Here in the Bay Area, after over three weeks of many days and nights on the streets, I’ve seen my own unneighborly guard being let down. I’ve had the chance to talk to so many people who inhabit this big neighborhood of resistance that still characterizes San Francisco, Oakland, and Berkeley, despite high-tech capital’s effort to displace us. A far portion of them have been people who I’ve had attitudes about or been dismissive of, or just never made the effort to talk to — political and geographic neighbors, all. And it’s been the most heartening, hopeful part of being on the streets. It made me re-see this tattered poster in my collective home’s bathroom, through new neighborly eyes that have, in turn, increasingly made me see all the new bonds that we are creating in real time, real life.

So it’s pretty much all I want to do now: talk to neighbors. Because when I — when we — do that, we remember which side of history we’re on, and with whom, and how that has to be a project of togetherness.

We are reminded, time and again, of our ethical sense, and how we collectively, as neighbors, are the keepers of that compass. We remember that the big, broad “we” who are neighbors, for all our differences and squabbles, for all the ways we actually are able to get along and rely on each other, too, are the ones who will give us and others our freedom.
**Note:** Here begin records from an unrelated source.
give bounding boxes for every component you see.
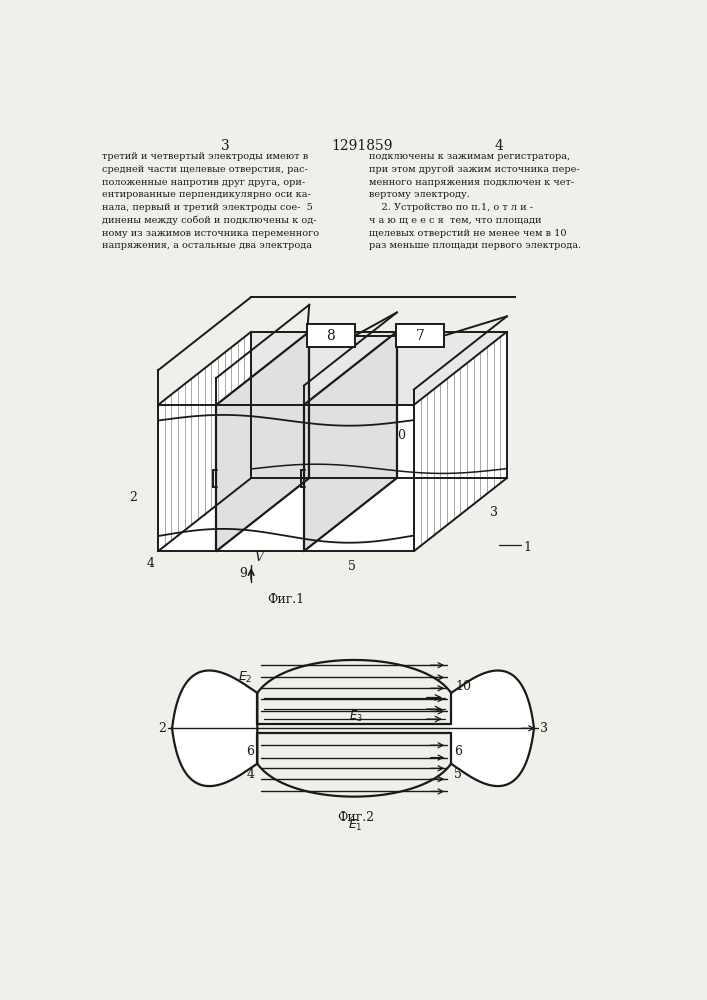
Text: 3: 3 <box>540 722 548 735</box>
Text: менного напряжения подключен к чет-: менного напряжения подключен к чет- <box>369 178 574 187</box>
Text: $E_1$: $E_1$ <box>349 818 363 833</box>
Text: щелевых отверстий не менее чем в 10: щелевых отверстий не менее чем в 10 <box>369 229 566 238</box>
Text: 6: 6 <box>454 745 462 758</box>
Text: 4: 4 <box>495 139 503 153</box>
Text: 7: 7 <box>416 329 424 343</box>
Polygon shape <box>158 405 414 551</box>
Text: 1291859: 1291859 <box>331 139 392 153</box>
Text: 10: 10 <box>391 429 407 442</box>
Text: 4: 4 <box>246 768 255 781</box>
Polygon shape <box>304 332 397 551</box>
Text: 9: 9 <box>240 567 247 580</box>
Text: 5: 5 <box>454 768 462 781</box>
Text: средней части щелевые отверстия, рас-: средней части щелевые отверстия, рас- <box>103 165 308 174</box>
Text: 5: 5 <box>348 560 356 573</box>
Text: ному из зажимов источника переменного: ному из зажимов источника переменного <box>103 229 320 238</box>
Text: 8: 8 <box>327 329 335 343</box>
Polygon shape <box>451 671 534 786</box>
Text: 3: 3 <box>490 506 498 519</box>
Text: раз меньше площади первого электрода.: раз меньше площади первого электрода. <box>369 241 581 250</box>
Text: нала, первый и третий электроды сое-  5: нала, первый и третий электроды сое- 5 <box>103 203 313 212</box>
Text: $E_2$: $E_2$ <box>238 670 252 685</box>
Text: 6: 6 <box>246 745 255 758</box>
Text: 2. Устройство по п.1, о т л и -: 2. Устройство по п.1, о т л и - <box>369 203 533 212</box>
Text: 2: 2 <box>158 722 166 735</box>
Text: Фиг.1: Фиг.1 <box>267 593 305 606</box>
Text: третий и четвертый электроды имеют в: третий и четвертый электроды имеют в <box>103 152 308 161</box>
Polygon shape <box>216 332 309 551</box>
Text: 2: 2 <box>129 491 137 504</box>
Text: при этом другой зажим источника пере-: при этом другой зажим источника пере- <box>369 165 580 174</box>
Text: ч а ю щ е е с я  тем, что площади: ч а ю щ е е с я тем, что площади <box>369 216 542 225</box>
Bar <box>307 324 355 347</box>
Text: 4: 4 <box>146 557 154 570</box>
Text: V: V <box>255 551 263 564</box>
Text: динены между собой и подключены к од-: динены между собой и подключены к од- <box>103 216 317 225</box>
Text: 6: 6 <box>241 491 249 504</box>
Bar <box>396 324 444 347</box>
Text: вертому электроду.: вертому электроду. <box>369 190 469 199</box>
Text: 3: 3 <box>221 139 230 153</box>
Text: 6: 6 <box>331 495 339 508</box>
Polygon shape <box>414 332 507 551</box>
Polygon shape <box>158 332 507 405</box>
Text: 10: 10 <box>456 680 472 693</box>
Polygon shape <box>172 671 257 786</box>
Text: напряжения, а остальные два электрода: напряжения, а остальные два электрода <box>103 241 312 250</box>
Polygon shape <box>158 332 251 551</box>
Text: положенные напротив друг друга, ори-: положенные напротив друг друга, ори- <box>103 178 305 187</box>
Text: $E_3$: $E_3$ <box>349 709 363 724</box>
Text: Фиг.2: Фиг.2 <box>337 811 374 824</box>
Text: 1: 1 <box>524 541 532 554</box>
Text: подключены к зажимам регистратора,: подключены к зажимам регистратора, <box>369 152 570 161</box>
Text: ентированные перпендикулярно оси ка-: ентированные перпендикулярно оси ка- <box>103 190 311 199</box>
It’s a freedom that looks a whole lot like “strong communities make police obsolete”; autonomous and interdependent communities of care; neighborhoods where we know our neighbors, and aren’t forced out by foreclosures, rent hikes, evictions, and all the racialized dispossession (yet again) of land and liberty; face-to-face relations that involve us tending to each other in all sorts of mutual, loving ways, big and small.

Or small ways that are huge.

One example that feels particularly poignant to me is how folks, neighbors new and old, are striving to (re-)create networks that will pay for the funerals and flowers for those murdered by cops, and variously support the families, almost all black and brown, who have had loved ones’ lives stolen by the hands and guns of police, not to mention other state violence. We shouldn’t have to do this. But until we don’t have to, such disruptions of white supremacy and eruptions of compassionate neighborliness are experiments laden with possibility, with empathy. They are us rearranging the world.

“Nobody in the world, nobody in history, has ever gotten their freedom by appealing to the moral sense of the people who were oppressing them” (Assata Shakur).